# Upper Marlboro, MD - A337699



## pamela berger (Jun 19, 2008)

Don't think he's a Terv, but a rough coat

Adoptable Belgian Shepherd Tervuren: A337699: Petfinder

*My Contact Info*


Prince Georges County Animal Management Group
Upper Marlboro, MD
301-780-7200


----------



## LaRen616 (Mar 4, 2010)

He is very dark, I think he is handsome.


----------



## Stevenzachsmom (Mar 3, 2008)

I can't believe this shelter always has so many shepherds at the same time. They can never have just one. Of course the last dog listed usually falls off the page. 
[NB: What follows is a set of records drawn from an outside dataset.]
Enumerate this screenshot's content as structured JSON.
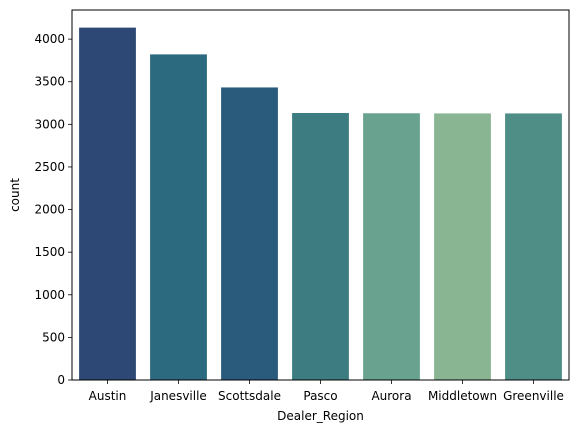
{
  "chart_data": {
    "type": "bar",
    "title": "",
    "xlabel": "Dealer_Region",
    "ylabel": "count",
    "categories": [
      "Austin",
      "Janesville",
      "Scottsdale",
      "Pasco",
      "Aurora",
      "Middletown",
      "Greenville"
    ],
    "values": [
      4135,
      3821,
      3433,
      3133,
      3130,
      3128,
      3128
    ],
    "colors": [
      "#2d4875",
      "#2c6a80",
      "#2a5a7c",
      "#3d7c80",
      "#69a28f",
      "#8ab593",
      "#4f8e87"
    ],
    "ylim": [
      0,
      4341.75
    ],
    "yticks": [
      0,
      500,
      1000,
      1500,
      2000,
      2500,
      3000,
      3500,
      4000
    ],
    "grid": false,
    "legend": "none"
  }
}
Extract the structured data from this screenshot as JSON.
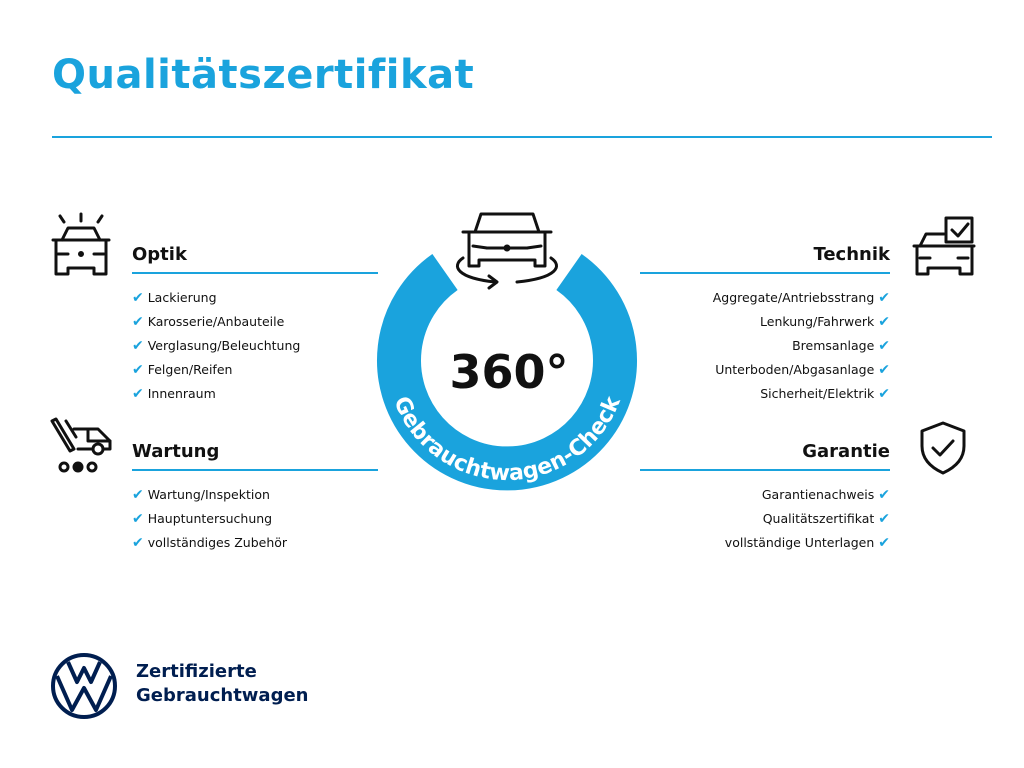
{
  "title": "Qualitätszertifikat",
  "colors": {
    "accent": "#1aa3dd",
    "brand_navy": "#001e50",
    "text": "#111111"
  },
  "badge": {
    "number": "360°",
    "ring_text": "Gebrauchtwagen-Check",
    "icon": "car-rotate-icon"
  },
  "sections": {
    "optik": {
      "heading": "Optik",
      "icon": "car-lights-icon",
      "items": [
        "Lackierung",
        "Karosserie/Anbauteile",
        "Verglasung/Beleuchtung",
        "Felgen/Reifen",
        "Innenraum"
      ]
    },
    "wartung": {
      "heading": "Wartung",
      "icon": "service-van-icon",
      "items": [
        "Wartung/Inspektion",
        "Hauptuntersuchung",
        "vollständiges Zubehör"
      ]
    },
    "technik": {
      "heading": "Technik",
      "icon": "car-checklist-icon",
      "items": [
        "Aggregate/Antriebsstrang",
        "Lenkung/Fahrwerk",
        "Bremsanlage",
        "Unterboden/Abgasanlage",
        "Sicherheit/Elektrik"
      ]
    },
    "garantie": {
      "heading": "Garantie",
      "icon": "shield-check-icon",
      "items": [
        "Garantienachweis",
        "Qualitätszertifikat",
        "vollständige Unterlagen"
      ]
    }
  },
  "check_mark": "✔",
  "footer": {
    "line1": "Zertifizierte",
    "line2": "Gebrauchtwagen",
    "logo": "VW"
  }
}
Pushing for all "FOUR" GSDs at this shelter. Any help out there? Please?


----------



## pamela berger (Jun 19, 2008)

Just heard from a Terv rescue; this guy is not a Terv (didn;t really think so)


----------



## pamela berger (Jun 19, 2008)

bump


----------



## MaggieRoseLee (Aug 17, 2001)

Is there anyone that can visit and take some better photos and tell the shelter it looks like one of those black working line sables to me (but not a good photo)?


----------



## Stevenzachsmom (Mar 3, 2008)

Any update on handsome boy?


----------



## LClark (Aug 25, 2009)

I met this guy last weekend and was told he was going to rescue. I called yesterday and left a message. Will post as soon as I hear back.


----------



## GSDBESTK9 (Mar 26, 2002)

Looks like a black sable to me, hope he gets out and into a good home.


----------